Visioni

Nella cantina di Pinter

Nella cantina di Pinter

Teatro In scena fino al 28 giugno all'Out Off di Milano Il calapranzi di Harold Pinter per la regia Antonio Mingarelli

Pubblicato più di 9 anni faEdizione del 25 giugno 2015

Il calapranzi fu scritto da Harold Pinter nel 1957, debuttò tre anni dopo. Rubricata, forse troppo in fretta, come commedia, la pièce del premio nobel inglese poggia più che sul genere, non rispettato né nei tempi né negli sviluppi comici dell’azione, su quel gruppo disomogeneo di opere e autori che in quegli anni conobbero certa notorietà sotto l’etichetta del Teatro dell’Assurdo.

Di punta c’erano Beckett, Ionesco, Adamov; un gradino più giù Pinget, Mrozek, e altri. Un fenomeno che coinvolse scrittori, drammaturghi e registi in tutta Europa. In tale temperie intellettuale Pinter si collocava in scia di Samuel Beckett, maestro e amico riconosciuto e stimato così tanto che l’estrema apparizione pubblica del drammaturgo inglese fu proprio la messa in scena dell’”Ultimo nastro di Krapp” nel 2006 per le celebrazioni del centenario beckettiano. Proprio nell’imbuto “assurdo”, spostato da Pinter nell’afasia e incomunicabilità linguistica del quotidiano. In ciò sta la differenza con il suo mentore: i personaggi di Beckett sembrano galleggiare in un futuro prossimo venturo dai connotati spesso apocalittici. In Pinter “lo spazio bianco” non è la scena, ma il silenzio, le pause. L’ambiente è sempre collocabile in un presente, socialmente e politicamente individuabile. Sono queste le coordinate che condurranno al Pinter ultimo militante e politicamente estremo pur nella raffinatezza delle espressioni artistiche usate, soprattutto poesia e discorsi. Tutto questo sembra anticiparsi e restar sospeso nel “Calapranzi” nell’allestimento di scena al Teatro Out Off di Milano.

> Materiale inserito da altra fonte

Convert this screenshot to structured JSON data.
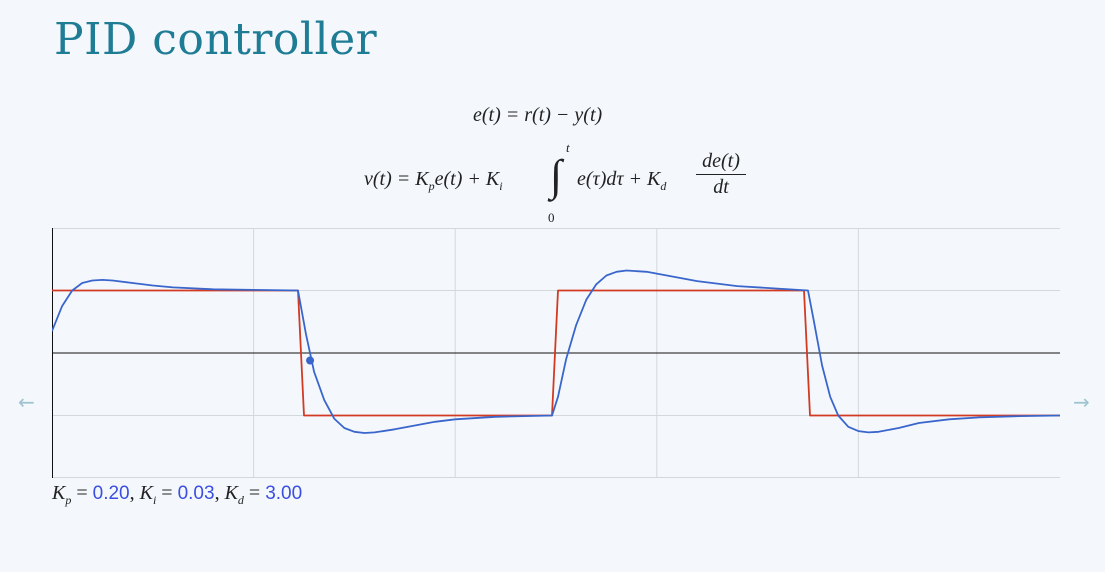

Gli interpreti sono Fabrizio Martorelli (Gus) e Alberto Onofrietti (Ben) diretti da Alberto Mingarelli, trio che ha consuetudine con il teatro di Pinter avendone già messo in scena Tradimenti e aver atteso inutilmente ad una versione de La collezione , testo poco frequentato che poteva solleticare nuove ipotesi critiche sul drammaturgo inglese e sugli allestimenti italiani. Nondimeno, Il calapranzi rappresenta uno di quei banchi di prova per attori giovani (Albanese e Paolo Rossi in altri tempi ci si fecero le ossa). Ma, si rammenta anche una recente versione di Ivana Monti “en travesti” al Teatro Franco Parenti per la rassegna “Pinter e dintorni”. Due killer professionisti Gus e Ben sono confinati in uno scantinato, forse una volta un bar, in attesa di “far fuori” la vittima predestinata.

Si comprende dai loro dialoghi (ad ascoltarli sembrano frammenti di monologhi con l’uno a far domande e a subire e l’altro a gesticolare e tentar di indirizzare i suoi comandi ad un fine sicuro) che fanno parte di una organizzazione ramificata nel potere ai più alti livelli e che ricevono ordini da un “nonsochi” strano personaggio che a volte li vezzeggia, più spesso però li maltratta o li ignora. La scoperta nella fatiscente camera di “un calapranzi” che sembra azionarsi da solo e che porta delle ordinazioni “assurde” innesca nei due uomini comportamenti contrastanti. Insomma, sia Gus sia Ben ben presto si rendono conto di essere spiazzati e forse intuiscono prima del finale a sorpresa che forse stanno per essere “fatti fuori” e quale migliore fine per loro se non ritrovarsi l’uno contro l’altro, dopo una vita l’un per l’altro.